Apenas tres cuartos de siglo después tenemos un panorama más o menos coherente del martinato (1932-1944), gracias a las obras, sobre todo, de académicos e investigadores salvadoreños y extranjeros que en su mayoría han trabajado desde el exterior. Poco, incluidos los libros de texto -la historia oficial, siempre incompleta y morosa- e investigaciones aisladas, puede encontrarse aún que satisfaga cualquier sed de conocimiento del pasado, una sed necesaria para satisfacer la necesidad de construirse en el presente y de proyectarse hacia el futuro, como individuos y como pueblo.

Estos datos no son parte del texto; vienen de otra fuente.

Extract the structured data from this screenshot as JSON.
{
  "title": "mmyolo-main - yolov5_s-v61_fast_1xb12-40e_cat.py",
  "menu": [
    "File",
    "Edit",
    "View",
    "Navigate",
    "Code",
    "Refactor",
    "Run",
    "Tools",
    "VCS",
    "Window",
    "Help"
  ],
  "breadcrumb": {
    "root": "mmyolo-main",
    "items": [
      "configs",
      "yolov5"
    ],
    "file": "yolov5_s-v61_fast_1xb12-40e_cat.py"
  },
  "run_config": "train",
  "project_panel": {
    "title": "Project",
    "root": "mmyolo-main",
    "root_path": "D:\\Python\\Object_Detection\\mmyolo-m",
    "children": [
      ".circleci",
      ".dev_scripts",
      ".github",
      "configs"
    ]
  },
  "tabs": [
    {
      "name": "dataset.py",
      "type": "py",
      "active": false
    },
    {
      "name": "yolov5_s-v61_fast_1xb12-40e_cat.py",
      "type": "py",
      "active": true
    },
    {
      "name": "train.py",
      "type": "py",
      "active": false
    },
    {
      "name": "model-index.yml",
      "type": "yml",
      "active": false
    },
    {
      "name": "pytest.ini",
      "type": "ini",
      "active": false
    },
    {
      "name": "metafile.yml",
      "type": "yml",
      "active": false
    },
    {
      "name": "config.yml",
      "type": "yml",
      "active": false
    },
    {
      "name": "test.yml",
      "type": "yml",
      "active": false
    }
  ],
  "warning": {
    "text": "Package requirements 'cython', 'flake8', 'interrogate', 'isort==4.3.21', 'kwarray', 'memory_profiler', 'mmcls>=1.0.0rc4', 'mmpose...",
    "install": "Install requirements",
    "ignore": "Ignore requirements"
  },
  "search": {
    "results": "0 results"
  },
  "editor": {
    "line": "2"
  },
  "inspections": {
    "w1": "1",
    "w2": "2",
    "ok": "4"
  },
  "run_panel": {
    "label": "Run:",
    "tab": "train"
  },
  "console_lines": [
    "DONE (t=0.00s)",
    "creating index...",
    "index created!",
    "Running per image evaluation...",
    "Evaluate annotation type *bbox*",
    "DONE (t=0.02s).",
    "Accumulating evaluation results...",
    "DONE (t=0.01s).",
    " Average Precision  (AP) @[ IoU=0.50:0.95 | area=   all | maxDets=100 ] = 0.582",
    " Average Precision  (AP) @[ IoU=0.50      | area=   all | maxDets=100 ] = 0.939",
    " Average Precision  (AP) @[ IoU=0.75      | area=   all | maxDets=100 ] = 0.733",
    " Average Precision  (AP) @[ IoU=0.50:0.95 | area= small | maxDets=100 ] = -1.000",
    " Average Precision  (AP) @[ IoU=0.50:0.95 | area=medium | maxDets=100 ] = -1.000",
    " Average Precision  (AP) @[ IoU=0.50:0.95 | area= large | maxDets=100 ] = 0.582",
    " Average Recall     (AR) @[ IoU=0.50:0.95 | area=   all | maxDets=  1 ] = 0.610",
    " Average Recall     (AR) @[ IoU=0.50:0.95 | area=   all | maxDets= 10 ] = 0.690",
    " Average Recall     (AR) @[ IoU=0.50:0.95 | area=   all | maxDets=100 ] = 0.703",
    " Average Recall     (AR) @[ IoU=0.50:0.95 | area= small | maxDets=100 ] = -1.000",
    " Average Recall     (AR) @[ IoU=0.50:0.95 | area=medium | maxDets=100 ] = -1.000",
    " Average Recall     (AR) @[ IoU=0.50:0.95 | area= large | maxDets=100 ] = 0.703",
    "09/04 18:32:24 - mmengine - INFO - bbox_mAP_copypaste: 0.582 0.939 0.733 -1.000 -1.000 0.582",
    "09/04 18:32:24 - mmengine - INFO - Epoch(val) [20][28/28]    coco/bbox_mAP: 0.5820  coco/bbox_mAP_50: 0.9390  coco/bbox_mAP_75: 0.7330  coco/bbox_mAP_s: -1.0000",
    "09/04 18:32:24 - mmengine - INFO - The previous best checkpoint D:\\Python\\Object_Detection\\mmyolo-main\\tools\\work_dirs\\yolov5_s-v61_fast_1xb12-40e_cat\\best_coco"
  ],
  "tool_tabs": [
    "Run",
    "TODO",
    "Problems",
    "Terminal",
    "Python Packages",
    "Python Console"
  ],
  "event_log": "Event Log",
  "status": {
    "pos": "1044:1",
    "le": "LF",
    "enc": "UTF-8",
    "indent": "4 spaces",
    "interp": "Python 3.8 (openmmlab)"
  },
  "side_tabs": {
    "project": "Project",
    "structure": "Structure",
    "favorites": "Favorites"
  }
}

Durante los años de la guerra aparecieron, en especial de autores estadounidenses, recuentos y crónicas de acontecimientos que, sin embargo, estaban demasiado cercanos anímicamente a los autores, y la pasión de la ideología -cualquiera que esta fuera- hace que ahora sean materiales que deban tratarse con cuidado, con todo y su indudable valor. Lo mismo ocurre con los testimonios surgidos de las filas revolucionarias aunque tengan un valor documental e histórico, no debe olvidarse que su objetivo era constituirse en un arma más dentro de una guerra, que no provienen solo de la necesidad llana de dejar constancia de ciertos hechos. Están también los testimonios de las víctimas y de los participantes directos de la guerra, de los cuales fueron intermediarios diversos organismos de derechos humanos. Estos, como los anteriores, son materiales que aún deben ser procesados y colocados en el lugar que les corresponde, en el marco de una Historia que aún no se ha escrito.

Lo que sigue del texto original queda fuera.